Expanding pyrimidine diphosphosugar libraries via structure-based nucleotidylyltransferase engineering

Abstract

In vitro "glycorandomization" is a chemoenzymatic approach for generating diverse libraries of glycosylated biomolecules based on natural product scaffolds. This technology makes use of engineered variants of specific enzymes affecting metabolite glycosylation, particularly nucleotidylyltransferases and glycosyltransferases. To expand the repertoire of UDP/dTDP sugars readily available for glycorandomization, we now report a structure-based engineering approach to increase the diversity of alpha-d-hexopyranosyl phosphates accepted by Salmonella enterica LT2 alpha-d-glucopyranosyl phosphate thymidylyltransferase (E(p)). This article highlights the design rationale, determined substrate specificity, and structural elucidation of three "designed" mutations, illustrating both the success and unexpected outcomes from this type of approach. In addition, a single amino acid substitution in the substrate-binding pocket (L89T) was found to significantly increase the set of alpha-d-hexopyranosyl phosphates accepted by E(p) to include alpha-d-allo-, alpha-d-altro-, and alpha-d-talopyranosyl phosphate.
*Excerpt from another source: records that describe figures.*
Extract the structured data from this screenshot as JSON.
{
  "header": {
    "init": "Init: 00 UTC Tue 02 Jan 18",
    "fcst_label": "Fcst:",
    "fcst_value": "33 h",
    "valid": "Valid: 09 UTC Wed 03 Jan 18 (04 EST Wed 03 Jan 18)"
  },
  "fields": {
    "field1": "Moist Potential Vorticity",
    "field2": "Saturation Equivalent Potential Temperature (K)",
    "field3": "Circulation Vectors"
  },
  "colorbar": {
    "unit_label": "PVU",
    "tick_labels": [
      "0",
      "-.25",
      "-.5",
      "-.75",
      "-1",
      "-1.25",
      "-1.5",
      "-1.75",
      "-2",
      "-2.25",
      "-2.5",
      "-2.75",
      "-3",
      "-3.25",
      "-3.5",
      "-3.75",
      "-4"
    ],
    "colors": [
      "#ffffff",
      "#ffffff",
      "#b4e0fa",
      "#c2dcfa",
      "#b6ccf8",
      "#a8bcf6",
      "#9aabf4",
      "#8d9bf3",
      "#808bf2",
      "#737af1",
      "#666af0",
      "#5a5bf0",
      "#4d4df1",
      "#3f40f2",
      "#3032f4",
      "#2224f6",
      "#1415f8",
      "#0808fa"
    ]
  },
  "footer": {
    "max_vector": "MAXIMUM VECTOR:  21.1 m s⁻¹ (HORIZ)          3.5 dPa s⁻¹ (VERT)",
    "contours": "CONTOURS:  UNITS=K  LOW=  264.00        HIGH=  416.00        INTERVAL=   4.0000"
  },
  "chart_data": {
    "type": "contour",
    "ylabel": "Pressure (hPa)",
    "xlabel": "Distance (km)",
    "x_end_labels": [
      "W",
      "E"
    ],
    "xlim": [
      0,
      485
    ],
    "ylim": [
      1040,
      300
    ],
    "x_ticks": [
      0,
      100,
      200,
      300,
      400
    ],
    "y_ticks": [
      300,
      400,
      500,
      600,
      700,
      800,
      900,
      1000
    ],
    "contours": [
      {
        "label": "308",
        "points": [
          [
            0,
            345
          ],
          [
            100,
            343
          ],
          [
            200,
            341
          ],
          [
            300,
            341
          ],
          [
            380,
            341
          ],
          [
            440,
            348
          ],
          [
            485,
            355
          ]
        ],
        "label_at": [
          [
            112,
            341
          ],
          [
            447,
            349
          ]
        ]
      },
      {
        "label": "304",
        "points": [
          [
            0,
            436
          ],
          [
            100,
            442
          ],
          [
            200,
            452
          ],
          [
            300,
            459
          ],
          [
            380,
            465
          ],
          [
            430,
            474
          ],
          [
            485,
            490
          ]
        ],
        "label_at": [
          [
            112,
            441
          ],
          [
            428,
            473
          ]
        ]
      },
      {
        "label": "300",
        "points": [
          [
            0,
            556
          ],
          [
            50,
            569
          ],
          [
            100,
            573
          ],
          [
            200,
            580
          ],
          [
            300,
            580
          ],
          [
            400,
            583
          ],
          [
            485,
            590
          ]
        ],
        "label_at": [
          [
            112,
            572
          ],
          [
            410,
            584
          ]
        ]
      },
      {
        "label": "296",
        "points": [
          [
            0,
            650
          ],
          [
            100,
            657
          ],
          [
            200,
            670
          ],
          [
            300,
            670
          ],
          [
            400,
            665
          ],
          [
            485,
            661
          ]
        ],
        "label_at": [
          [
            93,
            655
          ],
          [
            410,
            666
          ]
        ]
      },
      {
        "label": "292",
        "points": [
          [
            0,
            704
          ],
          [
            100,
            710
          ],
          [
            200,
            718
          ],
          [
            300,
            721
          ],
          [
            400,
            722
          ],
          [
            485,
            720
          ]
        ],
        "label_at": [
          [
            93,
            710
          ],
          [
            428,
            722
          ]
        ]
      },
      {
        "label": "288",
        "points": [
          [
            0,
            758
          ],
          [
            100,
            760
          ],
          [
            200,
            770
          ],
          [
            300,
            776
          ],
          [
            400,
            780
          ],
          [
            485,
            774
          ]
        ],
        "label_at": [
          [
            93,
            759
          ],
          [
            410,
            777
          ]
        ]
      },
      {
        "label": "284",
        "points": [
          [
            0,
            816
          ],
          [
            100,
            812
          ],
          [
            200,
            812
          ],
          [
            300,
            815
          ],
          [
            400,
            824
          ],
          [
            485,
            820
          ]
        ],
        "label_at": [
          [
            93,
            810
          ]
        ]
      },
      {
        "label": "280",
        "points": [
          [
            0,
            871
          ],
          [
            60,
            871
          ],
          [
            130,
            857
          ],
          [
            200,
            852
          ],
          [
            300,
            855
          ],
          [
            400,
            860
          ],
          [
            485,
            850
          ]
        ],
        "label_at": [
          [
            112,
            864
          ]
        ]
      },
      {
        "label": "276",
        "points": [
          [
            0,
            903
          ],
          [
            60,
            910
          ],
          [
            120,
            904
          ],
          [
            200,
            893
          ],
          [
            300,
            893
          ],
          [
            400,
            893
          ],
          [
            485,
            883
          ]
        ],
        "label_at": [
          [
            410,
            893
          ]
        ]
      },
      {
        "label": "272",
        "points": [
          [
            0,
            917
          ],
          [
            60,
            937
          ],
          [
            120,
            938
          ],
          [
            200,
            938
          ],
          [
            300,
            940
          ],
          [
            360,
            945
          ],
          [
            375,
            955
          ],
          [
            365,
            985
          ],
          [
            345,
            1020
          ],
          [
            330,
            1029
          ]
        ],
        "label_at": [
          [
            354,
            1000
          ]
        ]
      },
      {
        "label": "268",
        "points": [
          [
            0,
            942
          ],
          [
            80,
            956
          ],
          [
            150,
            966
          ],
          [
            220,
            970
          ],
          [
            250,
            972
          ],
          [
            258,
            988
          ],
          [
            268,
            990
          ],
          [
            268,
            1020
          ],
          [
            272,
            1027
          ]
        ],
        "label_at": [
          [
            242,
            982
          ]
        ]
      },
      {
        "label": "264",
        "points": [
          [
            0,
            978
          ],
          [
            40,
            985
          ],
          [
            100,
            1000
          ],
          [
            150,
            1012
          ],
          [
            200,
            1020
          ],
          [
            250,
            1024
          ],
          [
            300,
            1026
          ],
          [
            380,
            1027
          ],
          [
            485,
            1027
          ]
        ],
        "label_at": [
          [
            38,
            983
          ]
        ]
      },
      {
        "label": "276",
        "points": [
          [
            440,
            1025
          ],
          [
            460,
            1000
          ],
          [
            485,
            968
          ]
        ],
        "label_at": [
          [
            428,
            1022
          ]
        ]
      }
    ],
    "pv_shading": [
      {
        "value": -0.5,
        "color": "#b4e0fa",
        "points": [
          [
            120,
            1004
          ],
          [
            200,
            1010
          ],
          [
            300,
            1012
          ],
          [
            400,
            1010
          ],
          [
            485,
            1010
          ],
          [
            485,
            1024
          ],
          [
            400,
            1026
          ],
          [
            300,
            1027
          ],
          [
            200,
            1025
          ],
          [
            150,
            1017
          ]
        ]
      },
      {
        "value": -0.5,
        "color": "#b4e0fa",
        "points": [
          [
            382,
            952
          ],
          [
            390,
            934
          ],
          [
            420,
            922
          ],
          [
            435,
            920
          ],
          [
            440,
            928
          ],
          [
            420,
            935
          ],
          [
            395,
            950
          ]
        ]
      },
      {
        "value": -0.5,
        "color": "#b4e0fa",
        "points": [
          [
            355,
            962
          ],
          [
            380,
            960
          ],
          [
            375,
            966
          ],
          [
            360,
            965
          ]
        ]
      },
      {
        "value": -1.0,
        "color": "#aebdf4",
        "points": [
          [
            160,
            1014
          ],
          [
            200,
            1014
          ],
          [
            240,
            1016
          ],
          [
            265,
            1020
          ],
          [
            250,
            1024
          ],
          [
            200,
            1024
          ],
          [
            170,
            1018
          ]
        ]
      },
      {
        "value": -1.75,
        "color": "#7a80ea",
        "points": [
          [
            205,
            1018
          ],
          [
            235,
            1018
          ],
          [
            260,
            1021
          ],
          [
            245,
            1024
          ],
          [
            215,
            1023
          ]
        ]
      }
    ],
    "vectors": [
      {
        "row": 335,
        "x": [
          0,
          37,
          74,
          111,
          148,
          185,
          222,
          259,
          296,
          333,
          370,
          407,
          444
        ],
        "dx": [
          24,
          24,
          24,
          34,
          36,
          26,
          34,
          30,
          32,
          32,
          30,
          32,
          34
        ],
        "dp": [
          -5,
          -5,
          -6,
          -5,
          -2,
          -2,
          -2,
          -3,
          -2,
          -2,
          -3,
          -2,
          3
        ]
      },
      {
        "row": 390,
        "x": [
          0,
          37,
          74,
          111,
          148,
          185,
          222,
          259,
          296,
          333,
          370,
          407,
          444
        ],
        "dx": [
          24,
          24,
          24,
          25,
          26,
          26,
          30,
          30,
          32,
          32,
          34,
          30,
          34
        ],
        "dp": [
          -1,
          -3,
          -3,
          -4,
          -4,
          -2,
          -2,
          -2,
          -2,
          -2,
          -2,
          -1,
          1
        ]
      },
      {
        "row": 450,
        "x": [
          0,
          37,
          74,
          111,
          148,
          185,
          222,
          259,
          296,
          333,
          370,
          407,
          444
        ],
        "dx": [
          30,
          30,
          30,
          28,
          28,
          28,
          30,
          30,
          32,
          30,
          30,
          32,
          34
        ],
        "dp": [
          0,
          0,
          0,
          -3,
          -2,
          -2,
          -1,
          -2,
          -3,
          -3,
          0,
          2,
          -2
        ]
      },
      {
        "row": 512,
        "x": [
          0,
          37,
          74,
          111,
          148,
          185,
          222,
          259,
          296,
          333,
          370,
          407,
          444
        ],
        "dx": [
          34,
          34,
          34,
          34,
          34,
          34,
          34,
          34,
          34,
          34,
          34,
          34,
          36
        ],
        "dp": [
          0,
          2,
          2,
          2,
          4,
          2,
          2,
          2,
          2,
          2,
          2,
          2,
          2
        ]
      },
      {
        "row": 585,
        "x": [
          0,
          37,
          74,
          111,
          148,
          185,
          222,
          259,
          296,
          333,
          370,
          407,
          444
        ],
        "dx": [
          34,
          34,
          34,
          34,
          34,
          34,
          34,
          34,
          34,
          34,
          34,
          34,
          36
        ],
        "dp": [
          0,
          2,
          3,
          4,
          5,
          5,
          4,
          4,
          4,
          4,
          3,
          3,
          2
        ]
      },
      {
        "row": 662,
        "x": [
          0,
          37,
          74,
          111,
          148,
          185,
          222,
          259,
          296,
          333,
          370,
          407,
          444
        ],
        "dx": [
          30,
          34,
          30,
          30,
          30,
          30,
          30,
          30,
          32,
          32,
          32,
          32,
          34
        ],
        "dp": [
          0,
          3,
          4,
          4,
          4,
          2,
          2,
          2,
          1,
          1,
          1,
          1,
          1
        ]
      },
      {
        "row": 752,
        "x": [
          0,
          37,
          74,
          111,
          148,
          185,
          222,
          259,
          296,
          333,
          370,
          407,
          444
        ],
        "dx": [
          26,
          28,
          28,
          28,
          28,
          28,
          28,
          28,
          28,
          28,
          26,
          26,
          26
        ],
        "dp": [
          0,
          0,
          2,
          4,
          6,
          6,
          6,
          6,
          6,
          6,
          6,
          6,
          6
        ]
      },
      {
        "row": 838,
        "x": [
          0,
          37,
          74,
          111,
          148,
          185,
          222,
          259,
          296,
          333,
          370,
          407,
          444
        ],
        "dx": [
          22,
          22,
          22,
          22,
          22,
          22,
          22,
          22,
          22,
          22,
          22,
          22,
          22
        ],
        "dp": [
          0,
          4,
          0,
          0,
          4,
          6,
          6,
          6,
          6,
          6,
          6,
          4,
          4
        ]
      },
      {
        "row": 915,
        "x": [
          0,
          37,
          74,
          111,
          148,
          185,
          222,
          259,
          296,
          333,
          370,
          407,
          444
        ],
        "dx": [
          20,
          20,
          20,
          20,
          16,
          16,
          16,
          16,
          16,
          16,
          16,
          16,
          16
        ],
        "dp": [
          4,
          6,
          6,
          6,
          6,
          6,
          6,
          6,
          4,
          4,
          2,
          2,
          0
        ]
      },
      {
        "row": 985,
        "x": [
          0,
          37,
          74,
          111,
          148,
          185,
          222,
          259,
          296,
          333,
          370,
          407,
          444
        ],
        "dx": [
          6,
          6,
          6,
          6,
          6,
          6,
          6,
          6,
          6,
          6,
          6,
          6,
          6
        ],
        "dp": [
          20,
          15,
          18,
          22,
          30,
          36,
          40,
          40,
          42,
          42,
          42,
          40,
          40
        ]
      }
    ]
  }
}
In aggregate, our results provide valuable blueprints for altering nucleotidylyltransferase specificity by design, which is the first step toward in vitro glycorandomization.

Fig 1.

(a) The reaction catalyzed by E_p. (b) Sugar phosphates used for this study. The corresponding deviations from the natural substrate (2) are highlighted in red.

Fig 2.

Schematic representation of E_p and glucose active-site interactions using the program LIGPLOT (19). The glucose moiety of the product, UDP-glucose, and the residues that interact with it in the E_p active site are shown in ball-and-stick format. Hydrogen bonds are illustrated as dashed lines, and hydrophobic interactions are indicated by half circles.

Fig 3.

Fitting altrose in the E_p active site. Close-up views of the structure of wild-type E_p and L89T variant bound to UDP-glucose or modeled UDP-altrose. The entire ligand is illustrated in ball-and-stick format, and the C-2 oxygen atom is shown in space-filling representation. Leu-89 and Thr-89 are depicted in both ball-and-stick and space-filling formats. (a) Wild-type (WT) E_p bound to the product, UDP-glucose. Note the space separating the UDP-glucose C-2 oxygen and Leu-89. (b) The activated sugar, UDP-altrose, is shown modeled in the wild-type E_p active site. Note the steric interference generated when attempting to use this C-2 epimer of glucose as a substrate. (c) Modeled in the active site of L89T is the product UDP-altrose. Observe the separation between Thr-89 and the altrose C-2 oxygen.

Fig 4.

Comparison between wild-type (WT) E_p and Y177F active sites. The ligand, UDP-glucose, is illustrated in ball-and-stick format, as are Gly-147, Tyr-177, and Phe-177. Space-filling representations are shown for the side-chain oxygen in Tyr-177, the main-chain nitrogen of Gly-147, and the C-2 oxygen of UDG. (a) Close-up view of the Ep–UDP-glucose complex active site (left). Note the distance between the backbone nitrogen of Gly-147 and the UDP-glucose C-3 oxygen. An axial oxygen at this position would probably result in steric clashes. (b) A close-up view of the Y177F–UDP-glucose active site. Observe the tilt in the glucose ring in this model. The C-6 oxygen is now in view. Also, notice the slight increase in distance between the nitrogen of Gly-147 and the UDP-glucose C-3 oxygen.

Fig 5.

Effects of main-chain distortion in the W224H variant. The ligand, UDP-glucose, is illustrated in ball-and-stick format, as are E_p residues Tyr-138, Trp-224, and His-224. (a) The wild-type (WT) E_p active site showing the position of Trp-224 and Tyr-138 relative to the product UDP-glucose. Note the distance between the UDP-glucose C-6 oxygen and the Trp-224 side chain. (b) The W224H active site showing the large movement of His-224 relative to Trp-224 in a. Also, note the large difference in conformation of Tyr-138. It rotates almost 180° to accommodate His-224. Movement of these side chains opens up a large gap surrounding C-6.